- Minim
- Coordinates: 6°58′06″N 12°52′13″E﻿ / ﻿6.9683°N 12.8702°E
- Country: Cameroon
- Region: Adamawa
- Department: Vina
- Commune: Martap

Population (2005)
- • Total: 432

= Minim, Martap =

Minim (or Minim II, or Menim) is a village in the commune of Martap, in the department of Vina, in the Adamawa Region, Cameroon. The village contains Cameroon's main source of bauxite.

== Population ==
In 1967, Minim contained 90 inhabitants, mostly from the Kaka ethnic group.
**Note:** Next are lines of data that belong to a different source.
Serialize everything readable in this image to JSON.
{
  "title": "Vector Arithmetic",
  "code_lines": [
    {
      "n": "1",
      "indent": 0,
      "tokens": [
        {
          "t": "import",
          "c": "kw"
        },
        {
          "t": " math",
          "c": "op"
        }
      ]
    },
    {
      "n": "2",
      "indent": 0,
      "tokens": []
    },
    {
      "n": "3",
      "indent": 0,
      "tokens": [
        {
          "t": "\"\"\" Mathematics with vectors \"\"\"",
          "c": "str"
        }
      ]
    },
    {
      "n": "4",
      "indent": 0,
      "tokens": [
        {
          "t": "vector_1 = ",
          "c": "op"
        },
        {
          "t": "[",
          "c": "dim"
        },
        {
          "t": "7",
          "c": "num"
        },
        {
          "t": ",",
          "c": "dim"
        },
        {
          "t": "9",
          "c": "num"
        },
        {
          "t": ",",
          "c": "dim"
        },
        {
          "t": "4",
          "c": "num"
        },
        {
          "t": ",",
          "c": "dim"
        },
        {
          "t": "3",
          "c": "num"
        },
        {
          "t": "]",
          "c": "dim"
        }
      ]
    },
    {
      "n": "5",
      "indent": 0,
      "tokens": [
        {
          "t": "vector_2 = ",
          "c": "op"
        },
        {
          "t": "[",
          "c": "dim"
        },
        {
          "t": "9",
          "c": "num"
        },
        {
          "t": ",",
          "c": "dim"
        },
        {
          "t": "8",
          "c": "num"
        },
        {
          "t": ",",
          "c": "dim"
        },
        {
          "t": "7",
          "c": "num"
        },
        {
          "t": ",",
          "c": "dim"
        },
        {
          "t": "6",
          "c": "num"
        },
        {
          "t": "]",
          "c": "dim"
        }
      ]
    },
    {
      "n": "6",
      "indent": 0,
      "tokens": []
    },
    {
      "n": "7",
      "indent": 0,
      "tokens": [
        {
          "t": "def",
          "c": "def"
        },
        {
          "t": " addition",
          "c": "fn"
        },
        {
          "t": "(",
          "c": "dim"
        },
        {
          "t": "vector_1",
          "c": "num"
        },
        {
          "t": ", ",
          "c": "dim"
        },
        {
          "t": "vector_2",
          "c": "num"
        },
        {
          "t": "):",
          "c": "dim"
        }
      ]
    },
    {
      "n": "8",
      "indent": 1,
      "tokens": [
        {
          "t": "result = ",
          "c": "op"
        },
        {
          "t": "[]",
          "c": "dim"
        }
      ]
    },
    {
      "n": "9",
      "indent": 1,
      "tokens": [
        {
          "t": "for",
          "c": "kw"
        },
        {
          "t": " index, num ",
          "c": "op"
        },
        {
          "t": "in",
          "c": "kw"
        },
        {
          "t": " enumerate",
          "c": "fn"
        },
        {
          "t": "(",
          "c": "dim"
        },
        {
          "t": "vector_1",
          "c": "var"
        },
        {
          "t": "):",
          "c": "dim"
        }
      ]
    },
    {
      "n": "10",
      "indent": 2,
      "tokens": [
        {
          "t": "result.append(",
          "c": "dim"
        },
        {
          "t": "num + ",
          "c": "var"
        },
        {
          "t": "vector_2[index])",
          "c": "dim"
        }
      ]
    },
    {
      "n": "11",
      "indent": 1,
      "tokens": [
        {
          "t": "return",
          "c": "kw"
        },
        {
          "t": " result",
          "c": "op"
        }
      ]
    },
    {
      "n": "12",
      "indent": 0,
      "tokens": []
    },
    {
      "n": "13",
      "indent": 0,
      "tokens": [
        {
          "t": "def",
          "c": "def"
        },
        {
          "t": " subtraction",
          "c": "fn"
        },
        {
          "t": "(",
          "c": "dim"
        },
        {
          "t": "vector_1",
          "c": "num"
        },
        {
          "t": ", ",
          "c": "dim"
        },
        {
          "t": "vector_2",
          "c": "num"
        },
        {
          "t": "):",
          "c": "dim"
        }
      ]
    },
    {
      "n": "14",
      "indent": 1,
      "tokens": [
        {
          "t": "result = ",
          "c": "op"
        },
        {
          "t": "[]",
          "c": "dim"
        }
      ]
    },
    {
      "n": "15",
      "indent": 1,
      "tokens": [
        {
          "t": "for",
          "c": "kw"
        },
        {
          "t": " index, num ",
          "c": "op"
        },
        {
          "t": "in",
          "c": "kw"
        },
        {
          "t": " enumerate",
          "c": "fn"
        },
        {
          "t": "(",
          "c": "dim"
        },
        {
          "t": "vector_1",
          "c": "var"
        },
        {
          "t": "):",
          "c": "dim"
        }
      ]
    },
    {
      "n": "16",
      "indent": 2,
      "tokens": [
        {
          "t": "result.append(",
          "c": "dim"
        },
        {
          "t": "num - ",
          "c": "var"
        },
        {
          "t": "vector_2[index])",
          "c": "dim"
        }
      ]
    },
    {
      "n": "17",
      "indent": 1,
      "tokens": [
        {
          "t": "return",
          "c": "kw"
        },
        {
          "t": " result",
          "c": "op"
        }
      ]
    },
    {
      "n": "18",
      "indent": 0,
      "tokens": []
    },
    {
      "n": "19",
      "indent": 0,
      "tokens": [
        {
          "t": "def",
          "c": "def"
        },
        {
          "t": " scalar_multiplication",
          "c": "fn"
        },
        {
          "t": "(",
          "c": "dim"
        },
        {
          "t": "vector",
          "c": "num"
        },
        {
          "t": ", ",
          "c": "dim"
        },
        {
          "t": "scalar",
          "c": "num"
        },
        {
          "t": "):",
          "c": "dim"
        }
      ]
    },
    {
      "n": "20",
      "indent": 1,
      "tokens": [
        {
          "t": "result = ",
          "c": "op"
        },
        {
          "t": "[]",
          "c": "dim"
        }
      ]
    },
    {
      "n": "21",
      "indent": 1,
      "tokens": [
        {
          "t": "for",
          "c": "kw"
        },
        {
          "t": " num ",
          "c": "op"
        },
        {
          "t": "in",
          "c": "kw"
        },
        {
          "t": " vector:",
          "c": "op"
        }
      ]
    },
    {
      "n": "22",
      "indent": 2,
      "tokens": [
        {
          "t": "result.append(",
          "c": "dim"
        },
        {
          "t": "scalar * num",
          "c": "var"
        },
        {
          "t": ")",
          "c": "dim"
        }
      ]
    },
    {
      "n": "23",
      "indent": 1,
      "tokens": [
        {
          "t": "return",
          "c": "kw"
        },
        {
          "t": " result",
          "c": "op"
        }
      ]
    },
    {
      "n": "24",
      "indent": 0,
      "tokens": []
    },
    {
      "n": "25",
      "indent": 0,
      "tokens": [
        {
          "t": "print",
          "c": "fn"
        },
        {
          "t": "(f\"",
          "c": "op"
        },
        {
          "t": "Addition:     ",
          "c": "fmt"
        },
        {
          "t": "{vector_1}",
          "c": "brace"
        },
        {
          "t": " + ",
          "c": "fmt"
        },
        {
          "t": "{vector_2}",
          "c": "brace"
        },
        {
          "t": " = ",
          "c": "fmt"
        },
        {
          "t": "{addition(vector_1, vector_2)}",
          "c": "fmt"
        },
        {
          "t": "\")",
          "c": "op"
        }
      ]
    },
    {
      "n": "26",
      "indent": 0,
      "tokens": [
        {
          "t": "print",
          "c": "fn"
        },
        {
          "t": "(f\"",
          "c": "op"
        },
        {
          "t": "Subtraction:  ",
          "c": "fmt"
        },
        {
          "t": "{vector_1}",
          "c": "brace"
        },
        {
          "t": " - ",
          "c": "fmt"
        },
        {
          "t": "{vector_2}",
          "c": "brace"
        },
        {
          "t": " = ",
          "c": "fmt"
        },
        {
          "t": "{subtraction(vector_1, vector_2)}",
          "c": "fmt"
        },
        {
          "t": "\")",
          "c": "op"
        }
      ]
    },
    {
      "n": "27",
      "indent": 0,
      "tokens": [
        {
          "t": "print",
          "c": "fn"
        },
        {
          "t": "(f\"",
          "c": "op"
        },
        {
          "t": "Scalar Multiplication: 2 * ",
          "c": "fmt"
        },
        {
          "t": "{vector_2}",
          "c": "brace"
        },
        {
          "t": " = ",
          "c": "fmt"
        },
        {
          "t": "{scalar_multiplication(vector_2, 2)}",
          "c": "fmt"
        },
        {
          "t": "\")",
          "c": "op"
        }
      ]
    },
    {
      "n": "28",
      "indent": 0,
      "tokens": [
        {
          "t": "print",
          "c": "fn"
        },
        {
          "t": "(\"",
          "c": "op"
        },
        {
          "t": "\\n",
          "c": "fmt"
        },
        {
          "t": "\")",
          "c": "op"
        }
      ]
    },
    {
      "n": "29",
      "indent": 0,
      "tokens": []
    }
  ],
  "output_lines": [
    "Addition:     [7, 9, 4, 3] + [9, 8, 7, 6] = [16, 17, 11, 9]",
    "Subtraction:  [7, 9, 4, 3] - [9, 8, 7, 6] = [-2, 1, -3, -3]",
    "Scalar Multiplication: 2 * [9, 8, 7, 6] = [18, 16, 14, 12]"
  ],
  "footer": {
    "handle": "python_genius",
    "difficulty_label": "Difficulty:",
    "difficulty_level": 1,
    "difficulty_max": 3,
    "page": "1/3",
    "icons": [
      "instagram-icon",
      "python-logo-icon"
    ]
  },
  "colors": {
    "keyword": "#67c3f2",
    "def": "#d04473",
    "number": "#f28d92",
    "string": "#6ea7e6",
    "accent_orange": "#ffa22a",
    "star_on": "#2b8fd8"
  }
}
In the 2005 census, the settlement contained 432 people.

== Economy==

Along with Ngaoundal, Minim is part of a large project to mine the bauxite of the Adamawa Plateau. Covering an area of 1000 km^{2}, the deposit represents an important component of the Adamawa plateau and the gentle slopes which surround it make it easy to access.
Studies of feasibility and environmental impact were carried out and a mining development plan was completed in May 2016. Financing for the construction of a facility for refining the bauxite into aluminium and for transport infrastructure is still outstanding.

The metre gauge railway line and many of its bridges are being upgraded.

== Bibliography ==
- S.-M. Eno Belinga & François Desthieux, « Histoire géologique de Minim-Martap et du Ngaoundal », Annales de la Faculté des Sciences du Cameroun 5, pp. 27–32
- Jean Boutrais (ed.), Peuples et cultures de l'Adamaoua (Cameroun) : actes du colloque de Ngaoundéré, du 14 au 16 janvier 1992, ORSTOM, Paris; Ngaoundéré-Anthropos, 1993, 316 p. ISBN 2-7099-1167-1
- Dictionnaire des villages de l'Adamaoua, ONAREST, Yaoundé, octobre 1974, 133 p.